The local showcase later that night proved that Nevada filmmakers are becoming increasingly sophisticated when it comes to the technical side of moviemaking, but most of the offerings were still disappointingly muddled from a narrative perspective. The only one that actually grabbed me was Ezekiel Zabrowski and Frank Ippolito's creepy The Growth, a simple one-gag horror piece with excellent makeup effects. The other entries, including prize-winner Kill Order, were either nice-looking duds, or, in the case of the pedantic, interminable Whatever It Takes, complete failures.
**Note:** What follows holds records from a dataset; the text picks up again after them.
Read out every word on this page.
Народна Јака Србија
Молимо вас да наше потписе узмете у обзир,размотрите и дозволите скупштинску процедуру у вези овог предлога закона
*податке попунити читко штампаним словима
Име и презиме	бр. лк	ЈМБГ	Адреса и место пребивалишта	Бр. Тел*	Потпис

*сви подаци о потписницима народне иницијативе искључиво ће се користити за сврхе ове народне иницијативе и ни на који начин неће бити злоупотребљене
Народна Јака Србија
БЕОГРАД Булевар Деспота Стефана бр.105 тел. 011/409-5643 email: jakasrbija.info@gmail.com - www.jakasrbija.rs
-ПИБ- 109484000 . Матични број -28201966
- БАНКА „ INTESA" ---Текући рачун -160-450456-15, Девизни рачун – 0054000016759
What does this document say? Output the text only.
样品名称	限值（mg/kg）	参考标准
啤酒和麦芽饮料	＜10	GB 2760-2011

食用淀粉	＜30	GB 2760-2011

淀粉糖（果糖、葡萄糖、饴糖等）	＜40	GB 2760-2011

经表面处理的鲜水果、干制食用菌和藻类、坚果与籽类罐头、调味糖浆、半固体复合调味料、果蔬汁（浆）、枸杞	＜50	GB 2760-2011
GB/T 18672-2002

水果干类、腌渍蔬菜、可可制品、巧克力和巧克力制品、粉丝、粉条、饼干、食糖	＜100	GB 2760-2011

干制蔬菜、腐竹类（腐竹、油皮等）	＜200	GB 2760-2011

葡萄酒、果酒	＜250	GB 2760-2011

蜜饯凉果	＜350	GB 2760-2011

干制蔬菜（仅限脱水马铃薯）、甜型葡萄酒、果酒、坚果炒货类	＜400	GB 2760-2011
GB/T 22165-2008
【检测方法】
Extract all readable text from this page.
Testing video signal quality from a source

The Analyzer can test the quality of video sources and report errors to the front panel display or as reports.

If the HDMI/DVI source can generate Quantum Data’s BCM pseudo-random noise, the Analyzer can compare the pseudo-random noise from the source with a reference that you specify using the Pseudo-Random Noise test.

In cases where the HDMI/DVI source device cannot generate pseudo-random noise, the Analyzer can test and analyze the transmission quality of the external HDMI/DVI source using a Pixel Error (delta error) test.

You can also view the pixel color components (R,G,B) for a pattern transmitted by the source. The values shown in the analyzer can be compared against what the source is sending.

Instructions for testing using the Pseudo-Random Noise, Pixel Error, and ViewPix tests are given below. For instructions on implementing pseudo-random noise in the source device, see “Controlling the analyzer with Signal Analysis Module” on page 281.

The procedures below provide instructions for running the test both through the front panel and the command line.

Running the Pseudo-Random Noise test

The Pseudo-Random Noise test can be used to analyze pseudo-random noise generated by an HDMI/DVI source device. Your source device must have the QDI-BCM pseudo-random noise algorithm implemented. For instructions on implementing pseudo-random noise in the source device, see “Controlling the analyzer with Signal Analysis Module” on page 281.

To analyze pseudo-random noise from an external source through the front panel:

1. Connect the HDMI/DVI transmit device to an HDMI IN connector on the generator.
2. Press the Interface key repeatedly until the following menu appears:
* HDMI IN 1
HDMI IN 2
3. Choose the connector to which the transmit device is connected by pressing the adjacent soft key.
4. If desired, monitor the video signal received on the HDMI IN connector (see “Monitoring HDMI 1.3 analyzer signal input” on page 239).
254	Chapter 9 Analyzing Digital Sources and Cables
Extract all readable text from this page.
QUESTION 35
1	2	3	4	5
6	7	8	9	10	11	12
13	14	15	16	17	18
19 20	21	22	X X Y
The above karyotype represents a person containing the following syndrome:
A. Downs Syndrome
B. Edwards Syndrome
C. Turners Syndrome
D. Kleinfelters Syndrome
Local filmmaker Eddie Deirmenjian's amusingly bizarre Direct to Your Door played the later "Underground" program, but would have been a good companion to The Growth. Later festival highlights included Trolls, with sweetly vulgar kids trying to parse adult sexual habits; Psyche on Melrose, combining therapy with dining in a sitcom-ish idea that the director was already trying to sell to Comedy Central; Whose Dog Is It Anyway?, starring the appealing Sarah Paulson as a reluctant dog owner; and True Beauty This Night, a neat (if obvious) bit of misdirected romance.

At the final screening of award-winners, I marveled at the appeal of the horrifically corny Best Drama winner Slice of Pie, perhaps the mostly insipidly folksy movie I've ever seen, as people chuckled at each of its awful jokes, but I also found even greater appreciation for the dry humor of Cabbie. The festival really did have something for all tastes.